Croatian forces have also been on the offensive against Serbian units in the region of western Herzegovina, where Croats make up a large majority of the population and have been forcing out Serbian civilians in tit-for-tat “ethnic cleansing.”

European Community mediators and British Foreign Secretary Douglas Hurd, who visited the region over the weekend, have expressed optimism over the latest accord, noting that all three parties agreed to surrender their heavy weapons to U.N. monitoring.

However, U.N. officials concede it will take weeks to move in sufficient numbers of peacekeepers to watch over the huge stockpiles of weapons left in the hands of the Serbian gunmen by departing federal soldiers in May and a growing arsenal being amassed by the Croats.
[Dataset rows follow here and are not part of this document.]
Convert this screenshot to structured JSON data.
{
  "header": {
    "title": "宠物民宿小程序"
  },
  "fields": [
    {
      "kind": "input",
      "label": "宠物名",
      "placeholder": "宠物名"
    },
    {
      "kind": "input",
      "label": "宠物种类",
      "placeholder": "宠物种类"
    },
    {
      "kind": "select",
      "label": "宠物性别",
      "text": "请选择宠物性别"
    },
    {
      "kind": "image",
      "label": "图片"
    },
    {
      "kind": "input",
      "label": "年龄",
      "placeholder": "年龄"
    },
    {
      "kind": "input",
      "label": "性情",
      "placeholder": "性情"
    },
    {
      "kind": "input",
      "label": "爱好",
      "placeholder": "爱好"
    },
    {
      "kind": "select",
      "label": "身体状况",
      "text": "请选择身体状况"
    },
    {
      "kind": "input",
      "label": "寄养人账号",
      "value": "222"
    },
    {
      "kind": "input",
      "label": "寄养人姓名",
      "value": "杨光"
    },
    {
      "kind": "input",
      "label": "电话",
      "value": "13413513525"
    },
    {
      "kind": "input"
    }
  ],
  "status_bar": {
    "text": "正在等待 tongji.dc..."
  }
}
Serbian President Slobodan Milosevic, who is widely blamed as the instigator of the Bosnian fighting, has been distancing himself from the assaults on Sarajevo in an effort to get U.N. sanctions lifted from his ostracized republic.

Panic also has denounced the sanctions as unfair and unlikely to succeed.

Bosnian Serb forces are thought to have been sobered by the growing calls for Western military air strikes to take out the heavy guns Serbs have dug into hills surrounding Sarajevo. There is also active consideration of foreign intervention to secure safe passage of food and medical aid to the besieged areas of the republic.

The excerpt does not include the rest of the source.